I was aware that my doctor was still standing around and I thought she would have split quickly to go to her next c-section. I even asked. Her reply was, "I gotta see how much this baby weighs!". So, I decided I would go on and let them weigh him which I'm amazed that it still didn't register in my head that he was big or that something was abnormal with his birth.
The nurse put him on the scale and the numbers started climbing. They seemed quite excited. There were lots of "Oh MY" and gasps. Now let me interrupt here to say that when they weigh your baby at our birthing hospital the weight is metric first and the converted. So E and I were oblivious to what those numbers that were flashing by meant but they did. When they hit the conversion button it read 10 9.6 well E turned around and said, "9 pounds 6 ounces WOW". The nurse sweetly corrected him with a giggle. TEN POUNDS and 9.6 ounces and we will round that up to 10 ounces." I looked at the Dr. and said. "Why did you let me deliver him?" She says, "I didn't know"

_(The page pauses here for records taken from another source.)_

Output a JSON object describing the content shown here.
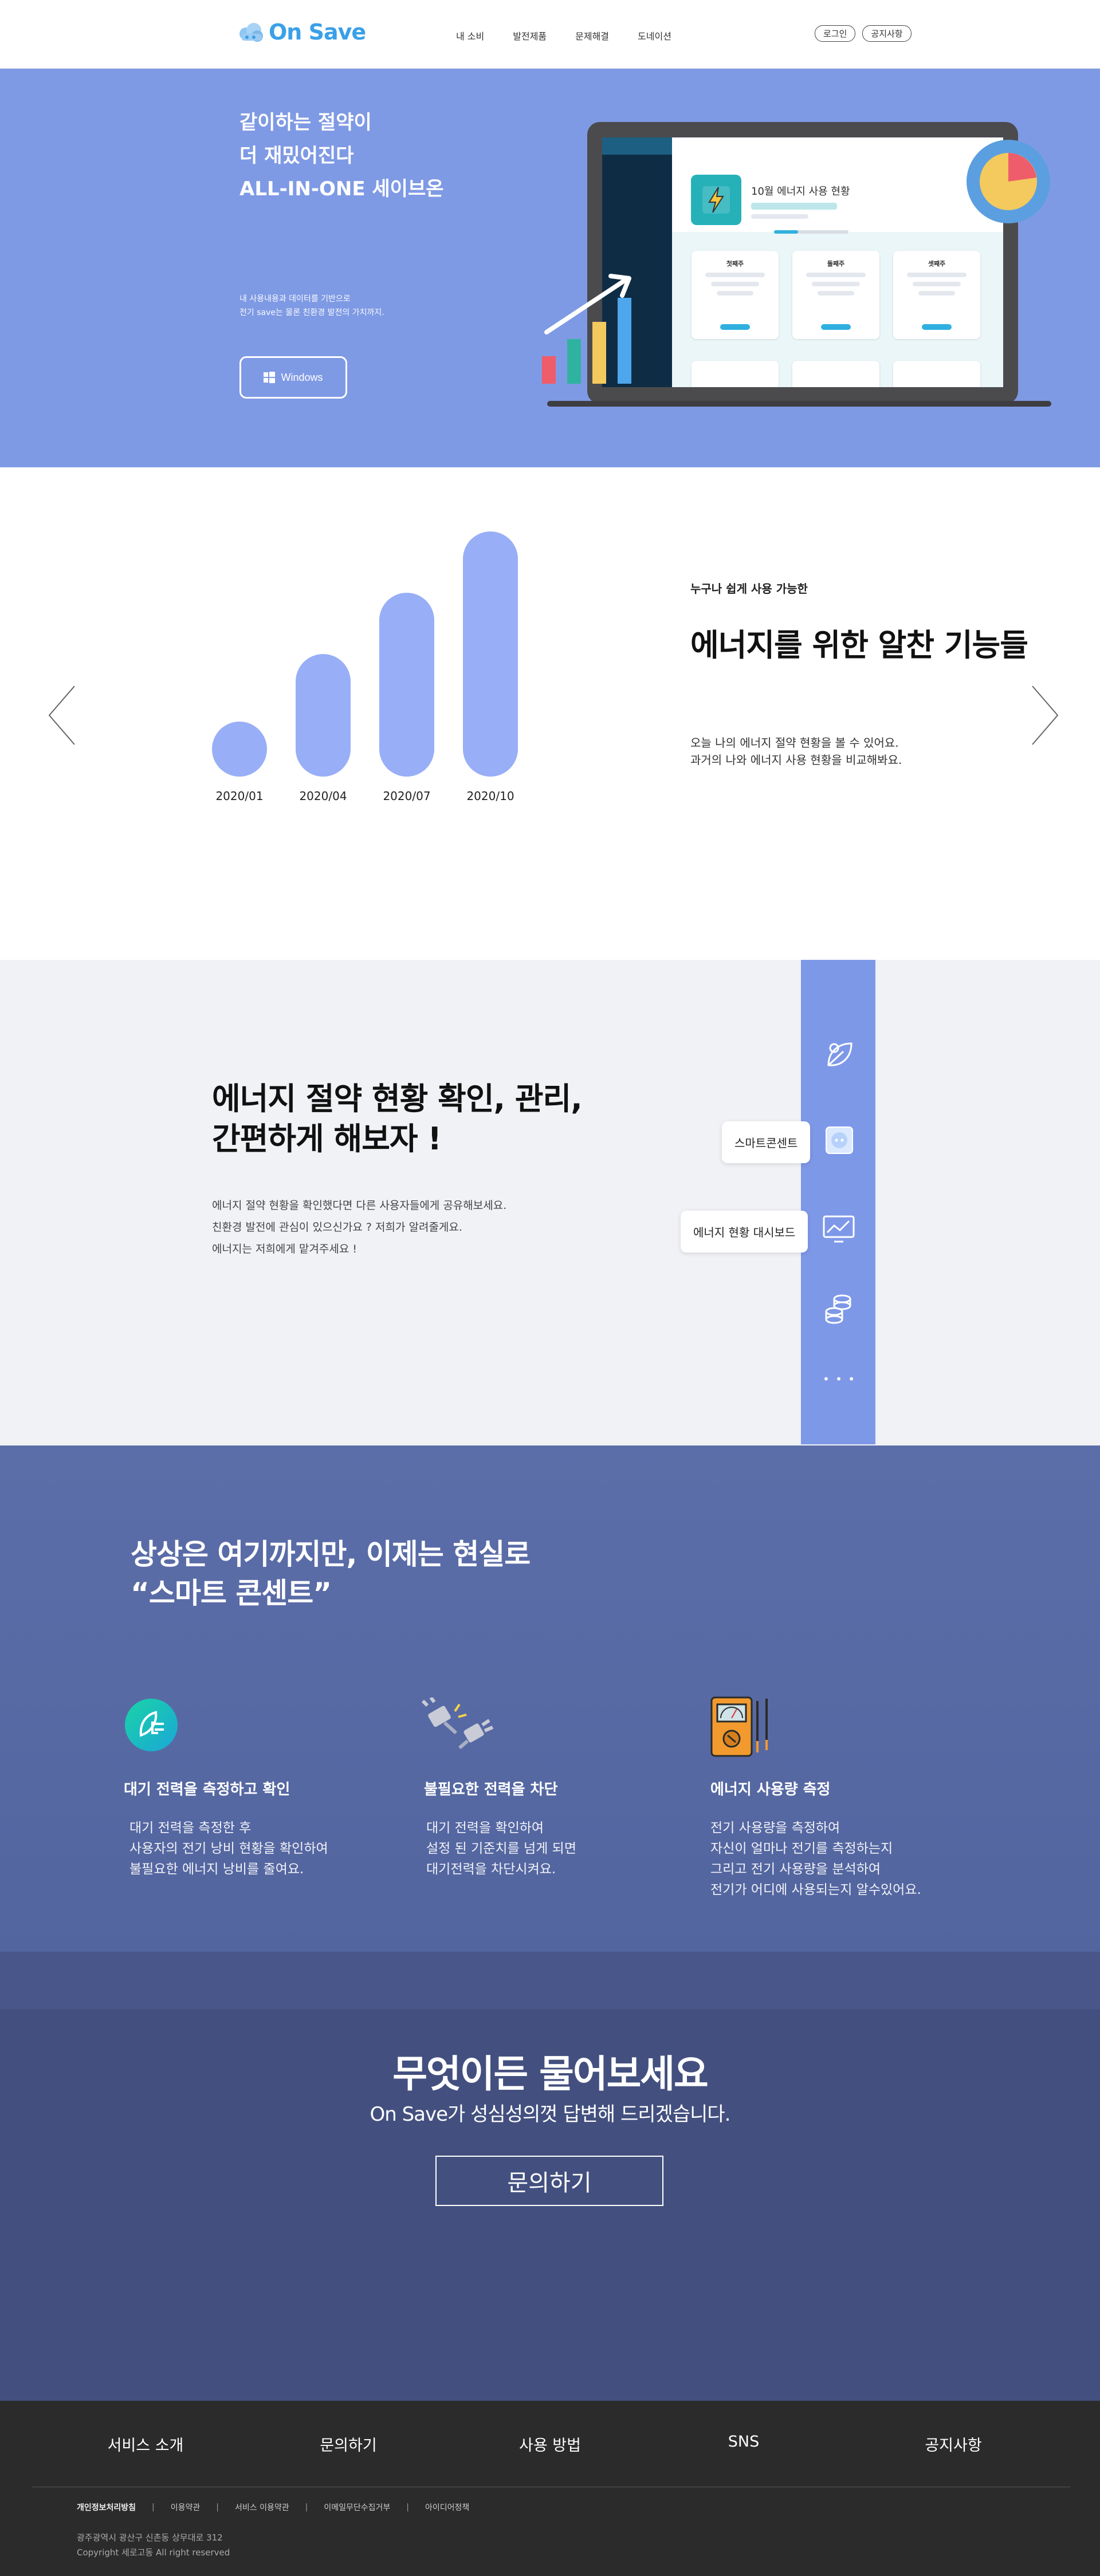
{
  "header": {
    "brand": "On Save",
    "nav": [
      "내 소비",
      "발전제품",
      "문제해결",
      "도네이션"
    ],
    "login": "로그인",
    "notice": "공지사항"
  },
  "hero": {
    "title_lines": [
      "같이하는 절약이",
      "더 재밌어진다",
      "ALL-IN-ONE 세이브온"
    ],
    "sub_lines": [
      "내 사용내용과 데이터를 기반으로",
      "전기 save는 물론 친환경 발전의 가치까지."
    ],
    "button": "Windows",
    "screen": {
      "title": "10월 에너지 사용 현황",
      "cards": [
        "첫째주",
        "둘째주",
        "셋째주"
      ]
    }
  },
  "features": {
    "kicker": "누구나 쉽게 사용 가능한",
    "title": "에너지를 위한 알찬 기능들",
    "desc_lines": [
      "오늘 나의 에너지 절약 현황을 볼 수 있어요.",
      "과거의 나와 에너지 사용 현황을 비교해봐요."
    ],
    "chart_data": {
      "type": "bar",
      "categories": [
        "2020/01",
        "2020/04",
        "2020/07",
        "2020/10"
      ],
      "values": [
        1,
        2,
        3,
        4
      ]
    }
  },
  "manage": {
    "title_lines": [
      "에너지 절약 현황 확인, 관리,",
      "간편하게 해보자 !"
    ],
    "desc_lines": [
      "에너지 절약 현황을 확인했다면 다른 사용자들에게 공유해보세요.",
      "친환경 발전에 관심이 있으신가요 ? 저희가 알려줄게요.",
      "에너지는 저희에게 맡겨주세요 !"
    ],
    "tags": [
      "스마트콘센트",
      "에너지 현황 대시보드"
    ],
    "more": "• • •"
  },
  "smart": {
    "title_lines": [
      "상상은 여기까지만, 이제는 현실로",
      "“스마트 콘센트”"
    ],
    "items": [
      {
        "title": "대기 전력을 측정하고 확인",
        "desc": [
          "대기 전력을 측정한 후",
          "사용자의 전기 낭비 현황을 확인하여",
          "불필요한 에너지 낭비를 줄여요."
        ],
        "icon": "plug-leaf-icon"
      },
      {
        "title": "불필요한 전력을 차단",
        "desc": [
          "대기 전력을 확인하여",
          "설정 된 기준치를 넘게 되면",
          "대기전력을 차단시켜요."
        ],
        "icon": "plugs-icon"
      },
      {
        "title": "에너지 사용량 측정",
        "desc": [
          "전기 사용량을 측정하여",
          "자신이 얼마나 전기를 측정하는지",
          "그리고 전기 사용량을 분석하여",
          "전기가 어디에 사용되는지 알수있어요."
        ],
        "icon": "multimeter-icon"
      }
    ]
  },
  "ask": {
    "title": "무엇이든 물어보세요",
    "sub": "On Save가 성심성의껏 답변해 드리겠습니다.",
    "button": "문의하기"
  },
  "footer": {
    "nav": [
      "서비스 소개",
      "문의하기",
      "사용 방법",
      "SNS",
      "공지사항"
    ],
    "links": [
      "개인정보처리방침",
      "이용약관",
      "서비스 이용약관",
      "이메일무단수집거부",
      "아이디어정책"
    ],
    "address": "광주광역시 광산구 신촌동 상무대로 312",
    "copyright": "Copyright  세로고동 All right reserved"
  },
  "colors": {
    "brand": "#3aa0e8",
    "hero_bg": "#7f9ae4",
    "bar": "#98aef7",
    "smart_bg": "#5c6ea9",
    "ask_bg": "#43507f",
    "footer_bg": "#2b2b2b"
  }
}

So that my freinds is the story of Josiah's Entrance into this world. Larger than Life is the way he came in and that is the theme of his life. Such joy is found in this child. He takes me to my knees every morning. I momma's boy, energetic, loving, funny little boy. He is amazing and perfect for this family. I have enjoyed watching him grow these past five years and can't wait to see how God moves in his life.